Bandingkan dengan kartu kredit dengan suku bunga pembelanjaan sekitar 1,75% dan suku bunga pengambilan uang tunai 1,75% per bulan. Plus biaya pengambilan uang tunai sekitar 6% dari jumlah penarikan, biaya keterlambatan pembayaran sekitar 1%, biaya pelampauan batas kredit sekitar Rp150.000 dan biaya pergantian kartu sekitar Rp100.000.
Lantas, apa saja strategi jitu bank dalam menghadapi gempuran paylater?
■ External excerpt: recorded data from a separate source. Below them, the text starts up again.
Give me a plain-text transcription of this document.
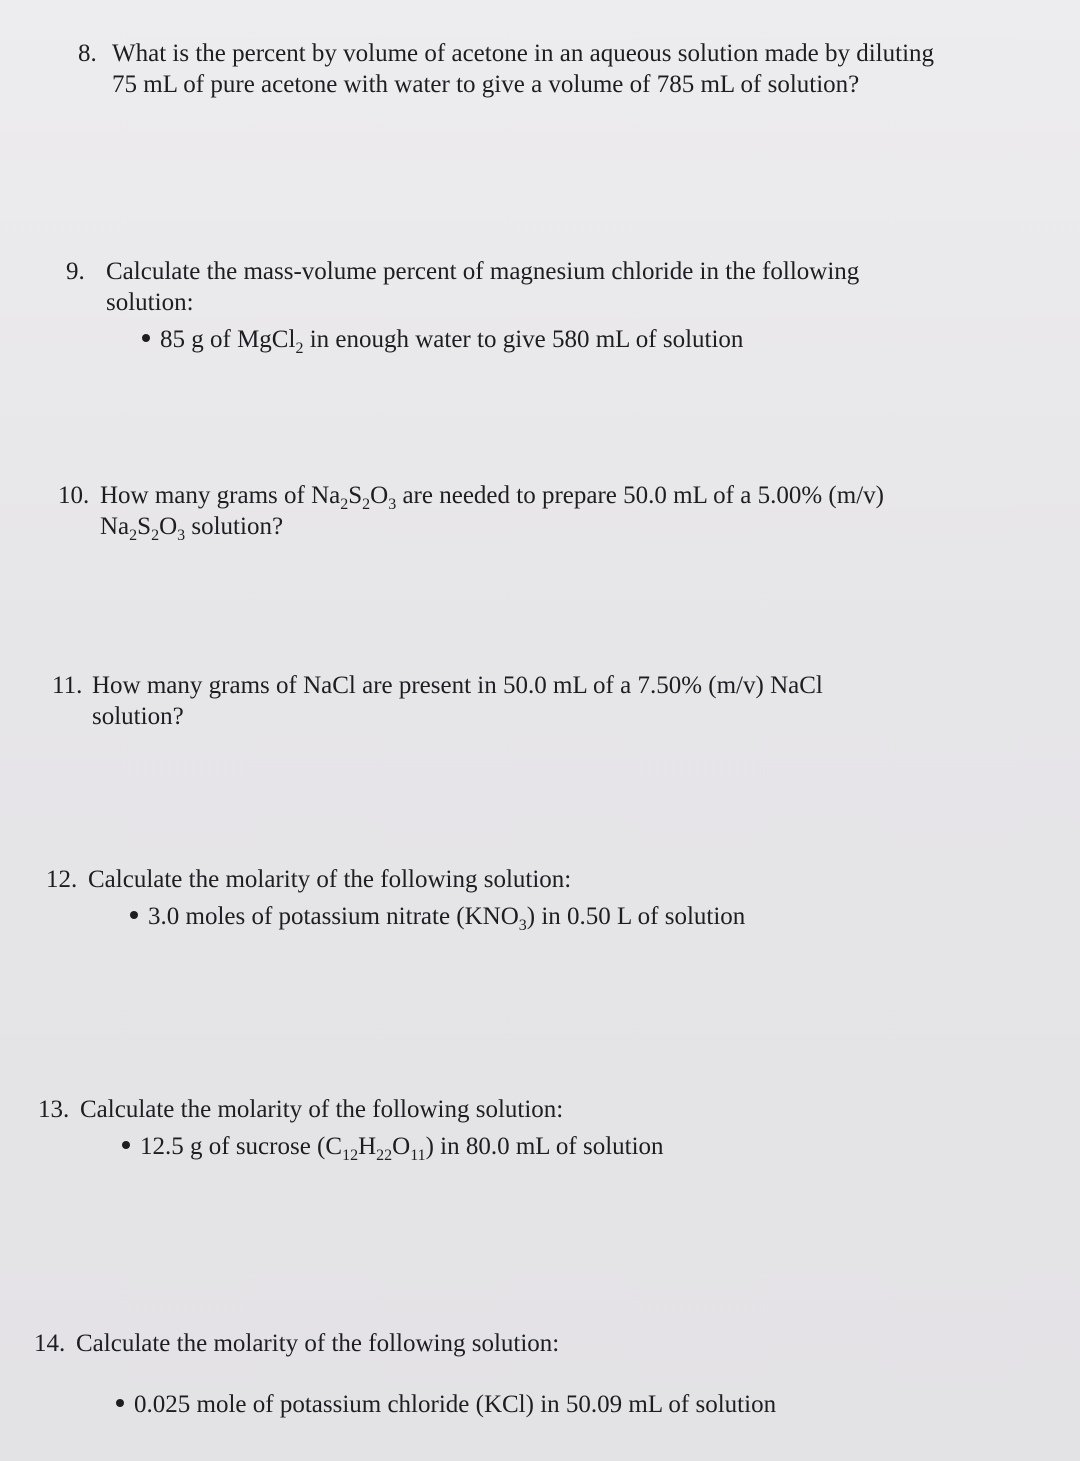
8. What is the percent by volume of acetone in an aqueous solution made by diluting
75 mL of pure acetone with water to give a volume of 785 mL of solution?
9. Calculate the mass-volume percent of magnesium chloride in the following
solution:
85 g of MgCl$_2$ in enough water to give 580 mL of solution
10. How many grams of $Na_2S_2O_3$ are needed to prepare 50.0 mL of a 5.00% (m/v)
$Na_2S_2O_3$ solution?
11. How many grams of NaCl are present in 50.0 mL of a 7.50% (m/v) NaCl
solution?
12. Calculate the molarity of the following solution:
3.0 moles of potassium nitrate $(KNO_3)$ in 0.50 L of solution
13. Calculate the molarity of the following solution:
12.5 g of sucrose $(C_{12}H_{22}O_{11})$ in 80.0 mL of solution
14. Calculate the molarity of the following solution:
0.025 mole of potassium chloride (KCl) in 50.09 mL of solution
Pertama, tentu saja bank harus melakukan adaptasi (adaptif) dalam menghadapi perubahan model bisnis (business model) dalam layanan transaksi keuangan. Dengan bahasa lebih bening, bank wajib menerapkan layanan digital (digital banking) dalam menghadapi disrupsi teknologi informasi.
Selama ini, bank sudah ditantang dengan serbuan teknologi finansial (tekfin) terutama peer-to-peer (P2P) lending yang mampu merebut pangsa pasar pinjaman kepada usaha mikro, kecil dan menengah (UMKM) yang tak terlayani bank (unbankable).
Kemudian, bank disergap pula oleh dompet elektronik (e-wallet) seperti DANA, OVO dan Go-Pay. Nah, kini bank mulai tertekan oleh derasnya arus paylater dengan layanan yang serba kilat.
Kedua, dalam tulisan di Bisnis Indonesia, 30 September 2023, penulis sudah mengutarakan bahwa bank harus berani melakukan transformasi (perubahan besar-besaran) kartu kredit dengan menawarkan model bisnis anyar dan segar.
Bahkan kini bank papan atas telah mulai mempertimbangkan untuk menerbitkan paylater sendiri. Namun, ada beberapa bank mempunyai preferensi untuk menggandeng mesra pihak ketiga dalam melayani pinjaman digital melalui paylater.
Bagaimana tanggapan OJK? Pada Pasal 18 Peraturan OJK Nomor 12/POJK.03/2018, OJK menyambut baik upaya bank untuk menerbitkan paylater dengan beberapa syarat. Satu, memiliki peringkat profil risiko dengan peringkat 1 atau 2 berdasarkan penilaian tingkat kesehatan bank periode penilaian terakhir.
Dua, memiliki infrastruktur teknologi informasi dan manajemen pengelolaan infrastruktur teknologi informasi yang memadai. Tiga, termasuk dalam kelompok bank umum berdasarkan kegiatan usaha yang paling sedikit dapat melakukan kegiatan usaha layanan perbankan elektronik.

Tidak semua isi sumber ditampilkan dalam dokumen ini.